The statistical analysis of the CBCL questionnaire did not show significant results. It appears from our data that a chronic disease such as JIA-U does not cause emotional and behavioral problems in children. To the best of our knowledge, there are no other studies that focused on CBCL in children with JIA-U. A coping with anxiety was reported instead in adolescents.34
The importance to screen psychological challenges in even younger children origin from the possibility that chronic disease might develop in anxiety and depression in adulthood.35-38 For this reason, we believe it is important to evaluate the psychological health of these children through frequent screening.

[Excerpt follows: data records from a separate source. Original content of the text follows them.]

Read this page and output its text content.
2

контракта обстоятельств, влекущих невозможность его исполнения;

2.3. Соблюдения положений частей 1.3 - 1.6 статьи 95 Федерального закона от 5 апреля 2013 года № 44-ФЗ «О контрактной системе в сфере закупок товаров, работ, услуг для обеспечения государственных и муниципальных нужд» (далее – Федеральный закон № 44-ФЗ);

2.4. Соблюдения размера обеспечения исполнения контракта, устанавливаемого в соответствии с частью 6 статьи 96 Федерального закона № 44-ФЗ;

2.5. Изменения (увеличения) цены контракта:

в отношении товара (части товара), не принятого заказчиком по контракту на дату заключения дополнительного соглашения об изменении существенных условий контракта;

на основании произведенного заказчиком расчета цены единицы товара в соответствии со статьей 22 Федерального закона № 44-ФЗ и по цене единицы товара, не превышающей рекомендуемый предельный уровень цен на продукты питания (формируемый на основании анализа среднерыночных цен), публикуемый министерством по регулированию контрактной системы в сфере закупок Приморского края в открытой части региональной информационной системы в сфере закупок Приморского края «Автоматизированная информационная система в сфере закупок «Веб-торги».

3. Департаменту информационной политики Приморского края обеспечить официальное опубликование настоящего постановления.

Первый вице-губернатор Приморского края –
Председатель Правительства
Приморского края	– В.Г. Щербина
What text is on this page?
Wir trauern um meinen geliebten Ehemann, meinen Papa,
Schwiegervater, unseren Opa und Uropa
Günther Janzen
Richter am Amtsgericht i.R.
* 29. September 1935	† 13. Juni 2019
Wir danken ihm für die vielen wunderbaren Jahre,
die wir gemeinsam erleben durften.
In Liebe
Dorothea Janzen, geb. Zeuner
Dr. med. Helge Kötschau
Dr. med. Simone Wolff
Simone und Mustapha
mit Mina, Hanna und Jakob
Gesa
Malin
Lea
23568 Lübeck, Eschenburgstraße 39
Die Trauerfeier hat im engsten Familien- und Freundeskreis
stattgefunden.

Our study is also the only one that studied the adaptation of the parents on the child’s clinical conditions (CISS Test). In this perspective, parents' adaptative skills may be crucial to manage the clinical condition, depending on this even the child's behavior. However, no significant results emerged from the CISS. Several studies show instead that the use of positive coping strategies is considered a necessary step in achieving resiliency and successful adaptation to stress.39,40
Agree with other study, our impression is that parents help their children when they focus coping efforts on altering controllable factors.28 In all these cases we have observed various examples of resilience in children and their parents.
Some limitations of our study should be noted. The number of the sample is limited and the interview took place with a single parent, mainly mothers with a low number of fathers recruited. Finally, we collected data in the first and second wave of the pandemic. We believe this may have affected the stress levels of the general population and acted as a confounding factor on our data.